Decisões de tribunais em diferentes estados já confirmaram que o vínculo entre motoristas e a empresa se encaixa, na legislação brasileira, como trabalho intermitente, a partir da reforma trabalhista.
O parágrafo 3º do artigo 443 da CLT estabelece que o trabalho por demanda – válido para qualquer tipo de atividade do empregado ou do empregador, exceto aeronauta – pode se configurar como relação de emprego intermitente.
Não por nada, para impedir uma jurisprudência que reconheça o vínculo empregatício, a Uber tem oferecido acordos a motoristas que estão prestes a ganhar ações judiciais.

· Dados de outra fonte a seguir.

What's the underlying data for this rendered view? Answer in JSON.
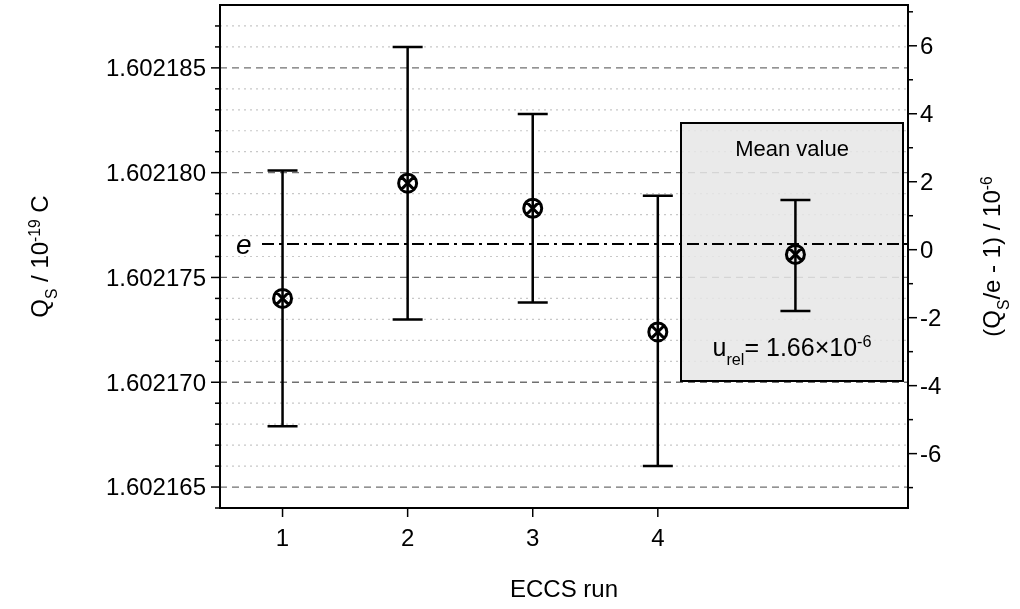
{
  "chart_data": {
    "type": "scatter",
    "xlabel": "ECCS run",
    "ylabel": "Q$_{S}$ / 10$^{-19}$ C",
    "y2label": "(Q$_{S}$/e - 1) / 10$^{-6}$",
    "x": [
      1,
      2,
      3,
      4,
      5.1
    ],
    "series": [
      {
        "color": "#000000",
        "values": [
          1.602174,
          1.6021795,
          1.6021783,
          1.6021724,
          1.6021761
        ],
        "errors": [
          [
            1.6021679,
            1.6021801
          ],
          [
            1.602173,
            1.602186
          ],
          [
            1.6021738,
            1.6021828
          ],
          [
            1.602166,
            1.6021789
          ],
          [
            1.6021734,
            1.6021787
          ]
        ]
      }
    ],
    "xlim": [
      0.5,
      6
    ],
    "xticks": [
      1,
      2,
      3,
      4
    ],
    "ylim": [
      1.602164,
      1.602188
    ],
    "yticks": [
      {
        "value": 1.602164,
        "label": null
      },
      1.602165,
      {
        "value": 1.602166,
        "label": null
      },
      {
        "value": 1.602167,
        "label": null
      },
      {
        "value": 1.602168,
        "label": null
      },
      {
        "value": 1.602169,
        "label": null
      },
      {
        "value": 1.60217,
        "label": "1.602170"
      },
      {
        "value": 1.602171,
        "label": null
      },
      {
        "value": 1.602172,
        "label": null
      },
      {
        "value": 1.602173,
        "label": null
      },
      {
        "value": 1.602174,
        "label": null
      },
      1.602175,
      {
        "value": 1.602176,
        "label": null
      },
      {
        "value": 1.602177,
        "label": null
      },
      {
        "value": 1.602178,
        "label": null
      },
      {
        "value": 1.602179,
        "label": null
      },
      {
        "value": 1.60218,
        "label": "1.602180"
      },
      {
        "value": 1.602181,
        "label": null
      },
      {
        "value": 1.602182,
        "label": null
      },
      {
        "value": 1.602183,
        "label": null
      },
      {
        "value": 1.602184,
        "label": null
      },
      1.602185,
      {
        "value": 1.602186,
        "label": null
      },
      {
        "value": 1.602187,
        "label": null
      }
    ],
    "y2lim": [
      -7.6,
      7.2
    ],
    "y2ticks": [
      {
        "value": -7,
        "label": null
      },
      -6,
      {
        "value": -5,
        "label": null
      },
      -4,
      {
        "value": -3,
        "label": null
      },
      -2,
      {
        "value": -1,
        "label": null
      },
      0,
      {
        "value": 1,
        "label": null
      },
      2,
      {
        "value": 3,
        "label": null
      },
      4,
      {
        "value": 5,
        "label": null
      },
      6,
      {
        "value": 7,
        "label": null
      }
    ],
    "ref_lines": [
      {
        "axis": "y",
        "value": 1.6021766,
        "label": "e",
        "color": "#000000",
        "line_style": "dashed"
      }
    ],
    "annotations": [
      "Mean value",
      "u$_{rel}$= 1.66×10$^{-6}$"
    ],
    "grid": "y",
    "marker": "cross"
  }
}
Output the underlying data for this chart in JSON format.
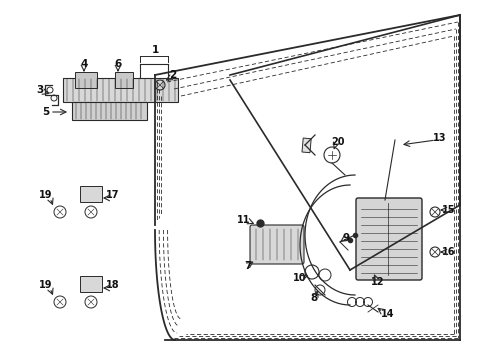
{
  "bg_color": "#ffffff",
  "fig_width": 4.89,
  "fig_height": 3.6,
  "dpi": 100,
  "line_color": "#2a2a2a",
  "text_color": "#111111",
  "font_size": 7.5
}
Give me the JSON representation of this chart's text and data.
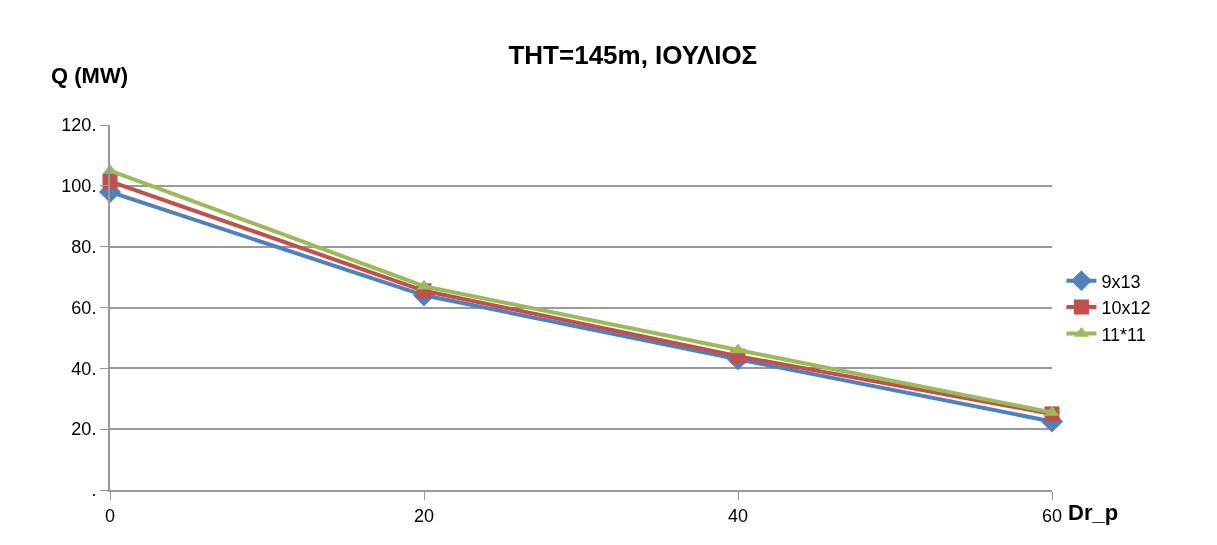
{
  "chart_data": {
    "type": "line",
    "title": "THT=145m, ΙΟΥΛΙΟΣ",
    "xlabel": "Dr_p",
    "ylabel": "Q (MW)",
    "x": [
      0,
      20,
      40,
      60
    ],
    "series": [
      {
        "name": "9x13",
        "color": "#4f81bd",
        "marker": "diamond",
        "values": [
          98,
          64,
          43,
          22.5
        ]
      },
      {
        "name": "10x12",
        "color": "#c0504d",
        "marker": "square",
        "values": [
          101.5,
          65.5,
          44,
          25
        ]
      },
      {
        "name": "11*11",
        "color": "#9bbb59",
        "marker": "triangle",
        "values": [
          105,
          67,
          46,
          25.5
        ]
      }
    ],
    "xlim": [
      0,
      60
    ],
    "xticks": [
      0,
      20,
      40,
      60
    ],
    "ylim": [
      0,
      120
    ],
    "yticks": [
      {
        "value": 0,
        "label": "."
      },
      {
        "value": 20,
        "label": "20."
      },
      {
        "value": 40,
        "label": "40."
      },
      {
        "value": 60,
        "label": "60."
      },
      {
        "value": 80,
        "label": "80."
      },
      {
        "value": 100,
        "label": "100."
      },
      {
        "value": 120,
        "label": "120."
      }
    ],
    "grid": "y",
    "legend": "right",
    "line_style": "solid"
  }
}
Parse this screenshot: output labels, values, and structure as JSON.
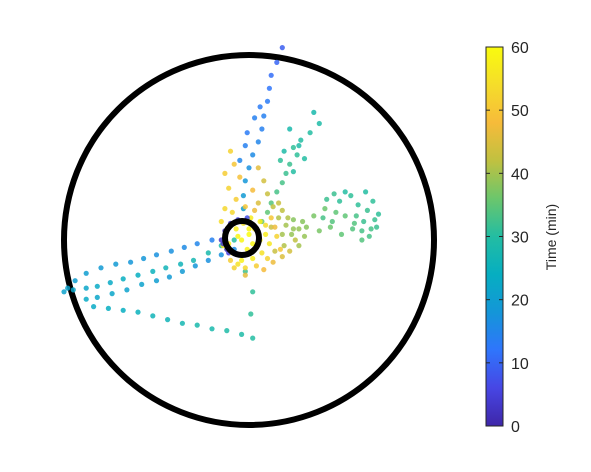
{
  "chart_data": {
    "type": "scatter",
    "title": "",
    "boundary": "circle",
    "point_color_scale": "parula",
    "colorbar": {
      "label": "Time (min)",
      "range": [
        0,
        60
      ],
      "ticks": [
        0,
        10,
        20,
        30,
        40,
        50,
        60
      ],
      "tick_labels": [
        "0",
        "10",
        "20",
        "30",
        "40",
        "50",
        "60"
      ],
      "colors": [
        "#3e26a8",
        "#4746e4",
        "#2f75fc",
        "#1496d8",
        "#06aec1",
        "#23bda2",
        "#6bc66c",
        "#c0c140",
        "#f6bb3a",
        "#f5dd2a",
        "#f9fb0e"
      ]
    },
    "x_range": [
      -1,
      1
    ],
    "y_range": [
      -1,
      1
    ],
    "series": [
      {
        "points": [
          [
            0.18,
            1.04,
            9
          ],
          [
            0.15,
            0.96,
            10
          ],
          [
            0.12,
            0.89,
            11
          ],
          [
            0.11,
            0.82,
            12
          ],
          [
            0.1,
            0.75,
            13
          ],
          [
            0.08,
            0.67,
            14
          ],
          [
            0.07,
            0.6,
            14
          ],
          [
            0.05,
            0.53,
            15
          ],
          [
            0.02,
            0.46,
            16
          ],
          [
            0.0,
            0.39,
            17
          ],
          [
            -0.02,
            0.32,
            18
          ],
          [
            -0.03,
            0.24,
            19
          ],
          [
            -0.03,
            0.17,
            20
          ],
          [
            -0.01,
            0.1,
            22
          ],
          [
            -0.02,
            0.51,
            14
          ],
          [
            -0.05,
            0.43,
            15
          ],
          [
            -0.01,
            0.58,
            13
          ],
          [
            0.03,
            0.66,
            14
          ],
          [
            0.06,
            0.72,
            13
          ]
        ]
      },
      {
        "points": [
          [
            -0.2,
            0.0,
            14
          ],
          [
            -0.28,
            -0.02,
            15
          ],
          [
            -0.35,
            -0.04,
            16
          ],
          [
            -0.42,
            -0.06,
            17
          ],
          [
            -0.5,
            -0.08,
            17
          ],
          [
            -0.57,
            -0.1,
            18
          ],
          [
            -0.64,
            -0.12,
            18
          ],
          [
            -0.72,
            -0.13,
            19
          ],
          [
            -0.8,
            -0.15,
            19
          ],
          [
            -0.88,
            -0.18,
            20
          ],
          [
            -0.94,
            -0.22,
            20
          ],
          [
            -0.98,
            -0.26,
            21
          ],
          [
            -1.0,
            -0.28,
            21
          ],
          [
            -0.95,
            -0.27,
            22
          ],
          [
            -0.88,
            -0.26,
            22
          ],
          [
            -0.82,
            -0.25,
            23
          ],
          [
            -0.75,
            -0.23,
            23
          ],
          [
            -0.68,
            -0.21,
            24
          ],
          [
            -0.6,
            -0.19,
            24
          ],
          [
            -0.52,
            -0.17,
            25
          ],
          [
            -0.45,
            -0.15,
            26
          ],
          [
            -0.37,
            -0.13,
            26
          ],
          [
            -0.3,
            -0.11,
            27
          ],
          [
            -0.22,
            -0.07,
            28
          ],
          [
            -0.15,
            -0.03,
            29
          ],
          [
            -0.08,
            0.0,
            30
          ]
        ]
      },
      {
        "points": [
          [
            -0.08,
            -0.05,
            16
          ],
          [
            -0.15,
            -0.08,
            17
          ],
          [
            -0.22,
            -0.11,
            17
          ],
          [
            -0.29,
            -0.14,
            18
          ],
          [
            -0.36,
            -0.17,
            19
          ],
          [
            -0.43,
            -0.2,
            19
          ],
          [
            -0.5,
            -0.22,
            20
          ],
          [
            -0.58,
            -0.24,
            21
          ],
          [
            -0.66,
            -0.27,
            21
          ],
          [
            -0.74,
            -0.29,
            22
          ],
          [
            -0.82,
            -0.31,
            22
          ],
          [
            -0.88,
            -0.32,
            23
          ],
          [
            -0.84,
            -0.36,
            23
          ],
          [
            -0.76,
            -0.37,
            24
          ],
          [
            -0.68,
            -0.38,
            24
          ],
          [
            -0.6,
            -0.39,
            25
          ],
          [
            -0.52,
            -0.41,
            26
          ],
          [
            -0.44,
            -0.43,
            26
          ],
          [
            -0.36,
            -0.45,
            27
          ],
          [
            -0.28,
            -0.46,
            28
          ],
          [
            -0.2,
            -0.48,
            28
          ],
          [
            -0.12,
            -0.49,
            29
          ],
          [
            -0.04,
            -0.51,
            29
          ],
          [
            0.02,
            -0.53,
            30
          ],
          [
            0.01,
            -0.4,
            31
          ],
          [
            0.02,
            -0.28,
            31
          ],
          [
            -0.02,
            -0.17,
            32
          ]
        ]
      },
      {
        "points": [
          [
            0.35,
            0.69,
            28
          ],
          [
            0.38,
            0.63,
            29
          ],
          [
            0.33,
            0.58,
            30
          ],
          [
            0.28,
            0.54,
            30
          ],
          [
            0.24,
            0.5,
            31
          ],
          [
            0.26,
            0.46,
            31
          ],
          [
            0.22,
            0.41,
            32
          ],
          [
            0.2,
            0.36,
            32
          ],
          [
            0.18,
            0.31,
            33
          ],
          [
            0.15,
            0.26,
            33
          ],
          [
            0.12,
            0.2,
            34
          ],
          [
            0.1,
            0.15,
            35
          ],
          [
            0.07,
            0.1,
            36
          ],
          [
            0.22,
            0.6,
            28
          ],
          [
            0.27,
            0.51,
            29
          ],
          [
            0.19,
            0.48,
            29
          ],
          [
            0.24,
            0.37,
            30
          ],
          [
            0.3,
            0.44,
            30
          ],
          [
            0.17,
            0.43,
            31
          ]
        ]
      },
      {
        "points": [
          [
            0.63,
            0.26,
            30
          ],
          [
            0.67,
            0.21,
            31
          ],
          [
            0.7,
            0.14,
            31
          ],
          [
            0.69,
            0.07,
            32
          ],
          [
            0.65,
            0.02,
            33
          ],
          [
            0.61,
            0.05,
            33
          ],
          [
            0.57,
            0.09,
            34
          ],
          [
            0.52,
            0.13,
            35
          ],
          [
            0.47,
            0.15,
            35
          ],
          [
            0.41,
            0.17,
            36
          ],
          [
            0.35,
            0.13,
            37
          ],
          [
            0.29,
            0.1,
            38
          ],
          [
            0.24,
            0.06,
            39
          ],
          [
            0.18,
            0.03,
            40
          ],
          [
            0.52,
            0.26,
            30
          ],
          [
            0.55,
            0.24,
            31
          ],
          [
            0.59,
            0.19,
            31
          ],
          [
            0.64,
            0.16,
            32
          ],
          [
            0.68,
            0.11,
            32
          ],
          [
            0.62,
            0.1,
            32
          ],
          [
            0.58,
            0.13,
            33
          ],
          [
            0.66,
            0.06,
            33
          ],
          [
            0.61,
            0.0,
            34
          ],
          [
            0.56,
            0.06,
            34
          ],
          [
            0.5,
            0.03,
            35
          ],
          [
            0.44,
            0.07,
            36
          ],
          [
            0.38,
            0.05,
            37
          ],
          [
            0.31,
            0.07,
            38
          ],
          [
            0.49,
            0.21,
            31
          ],
          [
            0.46,
            0.25,
            32
          ],
          [
            0.42,
            0.22,
            32
          ],
          [
            0.4,
            0.12,
            33
          ],
          [
            0.45,
            0.1,
            34
          ]
        ]
      },
      {
        "points": [
          [
            -0.1,
            0.48,
            52
          ],
          [
            -0.08,
            0.41,
            50
          ],
          [
            -0.13,
            0.36,
            51
          ],
          [
            -0.05,
            0.34,
            49
          ],
          [
            -0.11,
            0.28,
            52
          ],
          [
            0.02,
            0.27,
            48
          ],
          [
            -0.07,
            0.22,
            51
          ],
          [
            -0.02,
            0.18,
            50
          ],
          [
            0.03,
            0.16,
            47
          ],
          [
            -0.09,
            0.15,
            53
          ],
          [
            0.05,
            0.39,
            46
          ],
          [
            0.08,
            0.32,
            44
          ],
          [
            0.1,
            0.25,
            43
          ],
          [
            0.13,
            0.18,
            42
          ],
          [
            0.16,
            0.12,
            41
          ],
          [
            0.12,
            0.07,
            43
          ],
          [
            0.2,
            0.08,
            40
          ],
          [
            0.23,
            0.03,
            39
          ],
          [
            0.19,
            -0.03,
            41
          ],
          [
            0.14,
            -0.06,
            43
          ],
          [
            -0.15,
            0.1,
            54
          ],
          [
            -0.12,
            0.05,
            56
          ],
          [
            -0.03,
            0.09,
            55
          ],
          [
            0.01,
            0.12,
            57
          ],
          [
            0.06,
            0.1,
            58
          ],
          [
            0.09,
            0.03,
            57
          ],
          [
            0.11,
            -0.02,
            56
          ],
          [
            0.07,
            -0.07,
            55
          ],
          [
            0.02,
            -0.1,
            57
          ],
          [
            -0.04,
            -0.11,
            58
          ],
          [
            -0.09,
            -0.07,
            59
          ],
          [
            -0.11,
            -0.02,
            57
          ],
          [
            -0.06,
            0.02,
            59
          ],
          [
            0.0,
            0.03,
            60
          ],
          [
            0.04,
            -0.03,
            59
          ],
          [
            -0.01,
            -0.05,
            58
          ],
          [
            0.03,
            0.06,
            56
          ],
          [
            -0.07,
            0.06,
            57
          ],
          [
            0.09,
            0.08,
            54
          ],
          [
            0.15,
            0.02,
            52
          ],
          [
            0.17,
            -0.05,
            50
          ],
          [
            0.1,
            -0.1,
            52
          ],
          [
            0.04,
            -0.14,
            51
          ],
          [
            -0.02,
            -0.15,
            53
          ],
          [
            -0.06,
            -0.13,
            55
          ],
          [
            -0.08,
            -0.15,
            52
          ],
          [
            0.13,
            -0.12,
            47
          ],
          [
            0.18,
            -0.09,
            45
          ],
          [
            0.22,
            -0.06,
            44
          ],
          [
            0.25,
            0.0,
            42
          ],
          [
            0.21,
            0.12,
            41
          ],
          [
            0.16,
            0.2,
            43
          ],
          [
            0.27,
            0.06,
            39
          ],
          [
            0.24,
            0.11,
            38
          ],
          [
            0.05,
            0.2,
            45
          ],
          [
            0.0,
            0.06,
            58
          ],
          [
            -0.04,
            0.0,
            59
          ],
          [
            0.06,
            0.0,
            58
          ],
          [
            0.02,
            -0.02,
            59
          ],
          [
            -0.02,
            0.1,
            54
          ],
          [
            0.12,
            0.12,
            50
          ],
          [
            -0.14,
            -0.03,
            56
          ],
          [
            -0.13,
            0.17,
            53
          ],
          [
            0.18,
            0.16,
            42
          ],
          [
            0.27,
            -0.03,
            40
          ],
          [
            0.3,
            0.02,
            39
          ],
          [
            0.08,
            -0.16,
            48
          ],
          [
            -0.02,
            -0.19,
            46
          ],
          [
            -0.1,
            -0.11,
            51
          ],
          [
            0.14,
            0.07,
            47
          ]
        ]
      },
      {
        "points": [
          [
            -0.13,
            0.05,
            2
          ],
          [
            -0.1,
            0.09,
            3
          ],
          [
            -0.14,
            -0.02,
            4
          ],
          [
            -0.11,
            -0.07,
            5
          ],
          [
            -0.06,
            0.11,
            6
          ],
          [
            -0.01,
            0.12,
            7
          ],
          [
            -0.15,
            0.0,
            3
          ],
          [
            -0.12,
            -0.05,
            2
          ]
        ]
      }
    ]
  }
}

Ao fim, reputo um debate inadiável.
Lula mostra coragem, já que na polarização de um só extremismo que vive o país, resta desde ontem em fake news como ‘contra o Uber’ e o maravilhoso mundo da escravidão digital.
Lembro declaração de Wagner Oliveira, que se apresenta como primeiro motorista expulso ao acionar a multinacional no Brasil por solicitação de vínculo de emprego, autor do livro “Minha batalha contra a Uber”.
– A Uber nada mais é do que uma organização criminosa planetária, que pratica crime por algoritmos. O algoritmo substitui o gerente da empresa, que fica no pé do funcionário, e substitui o capataz da fazenda, que dava chicotadas nos escravos. E ele não dorme. É uma máquina, uma função do computador, e faz uma vigilância implacável do motorista 24 horas por dia.
“Ah, mas vou pagar mais pela corrida!”. Se sua preocupação é exclusivamente essa, vergonha de você. Dos chicoteados que muitas vezes ajudam a segurar o chicote sinto pena.